The Reinventing Civil Defense project, at the Stevens Institute of Technology, has been created thanks to a grant from the Carnegie Corporation of New York (CCNY). It is one of 11 projects funded by a joint effort between the CCNY and the John D. and Catherine T. MacArthur Foundation “to support projects aimed at reducing nuclear risk through innovative and solutions-oriented approaches.”
Reinventing Civil Defense is a project dedicated to developing new communication strategies regarding nuclear risk. It brings together a diverse group of experts from academia, government, public policy, entertainment, journalism, and the arts, and will seek to fund many smaller sub-projects that will serve as focal points for thinking about how to increase “nuclear salience” — the lived experience of nuclear weapons risks — among a variety of audiences.
The principal investigators are three faculty members at Stevens from different disciplines: Kristyn Karl, an assistant professor of political science; Julie Pullen, an associate professor of oceanography and meteorology; and Alex Wellerstein, an assistant professor of Science and Technology Studies and a historian of science. They will coordinate interdisciplinary investigations crossing through the social sciences, the arts, science communication, and the physical sciences.
Reinventing Civil Defense gets its name in reference to the Cold War policies of Civil Defense, which were attempted by various governments, notably the United States, to educate their citizens on the means by which they could improve their survivability in the event of a nuclear detonation or nuclear war. It is often associated with the “Duck and Cover” drills of the 1950s, or the fallout shelters of the 1960s. Civil Defense became increasingly controversial and politically polarized over the course of the Cold War: opposed by some as misleading and complacent, invoked by others as a moral and strategic necessity, the policies died a quiet death in the late 1980s. With the end of the Cold War, US governmental efforts at Civil Defense essentially ended, being transformed into the discipline of Emergency Management.
The Reinventing Civil Defense project deliberately invokes Civil Defense, despite its controversies, for several reasons. For one, Civil Defense programs embodied a major way in which American citizenry understood and encountered the real questions of nuclear risk in the Cold War. “Duck and Cover,” for example, was not merely about hiding under desks — it was about internalizing the reality that nuclear war was possible, and perhaps even likely.
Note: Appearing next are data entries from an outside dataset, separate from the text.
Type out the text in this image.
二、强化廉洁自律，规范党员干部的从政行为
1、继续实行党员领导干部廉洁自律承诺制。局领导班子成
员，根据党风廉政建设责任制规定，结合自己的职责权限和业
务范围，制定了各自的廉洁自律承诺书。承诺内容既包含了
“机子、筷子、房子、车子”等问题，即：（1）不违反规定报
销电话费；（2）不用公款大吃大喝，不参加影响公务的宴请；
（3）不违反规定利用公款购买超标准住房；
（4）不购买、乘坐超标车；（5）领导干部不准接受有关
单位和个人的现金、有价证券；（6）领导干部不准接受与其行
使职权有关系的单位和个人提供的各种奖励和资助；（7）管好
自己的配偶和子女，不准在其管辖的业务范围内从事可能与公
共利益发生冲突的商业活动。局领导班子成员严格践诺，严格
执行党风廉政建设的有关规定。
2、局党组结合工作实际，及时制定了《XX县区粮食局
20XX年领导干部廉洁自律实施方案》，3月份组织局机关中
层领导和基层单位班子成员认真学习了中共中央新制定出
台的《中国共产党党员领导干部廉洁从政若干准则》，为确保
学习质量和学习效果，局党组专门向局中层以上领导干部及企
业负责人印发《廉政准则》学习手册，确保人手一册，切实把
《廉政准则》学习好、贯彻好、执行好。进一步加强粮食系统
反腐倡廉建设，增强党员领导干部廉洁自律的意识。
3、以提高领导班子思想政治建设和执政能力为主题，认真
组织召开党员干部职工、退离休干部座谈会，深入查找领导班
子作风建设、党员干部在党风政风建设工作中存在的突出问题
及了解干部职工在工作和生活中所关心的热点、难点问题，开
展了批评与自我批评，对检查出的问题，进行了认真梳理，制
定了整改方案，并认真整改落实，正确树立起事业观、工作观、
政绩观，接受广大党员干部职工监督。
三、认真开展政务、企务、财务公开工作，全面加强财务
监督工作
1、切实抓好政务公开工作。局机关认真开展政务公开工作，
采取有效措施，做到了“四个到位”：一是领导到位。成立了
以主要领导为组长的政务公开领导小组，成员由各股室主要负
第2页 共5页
This is a sensibility that, with the end of the Cold War, is entirely missing from younger generations of Americans, despite the fact that nuclear risks still remain.
Second, we are also interested specifically in exploring what level-headed, non-partisan, empirically-informed approaches to Civil Defense might look like in the 21st century, especially with respects to single-city nuclear detonations (e.g., nuclear terrorism, or single missile attacks), as opposed to the all-out nuclear war scenarios of the Cold War. It would be a mistake to assume that the Civil Defense strategies of the 1950s and 1960s would work today: trust in government is lower, technological infrastructure has in many cases changed dramatically, and the nature of the threat has also changed.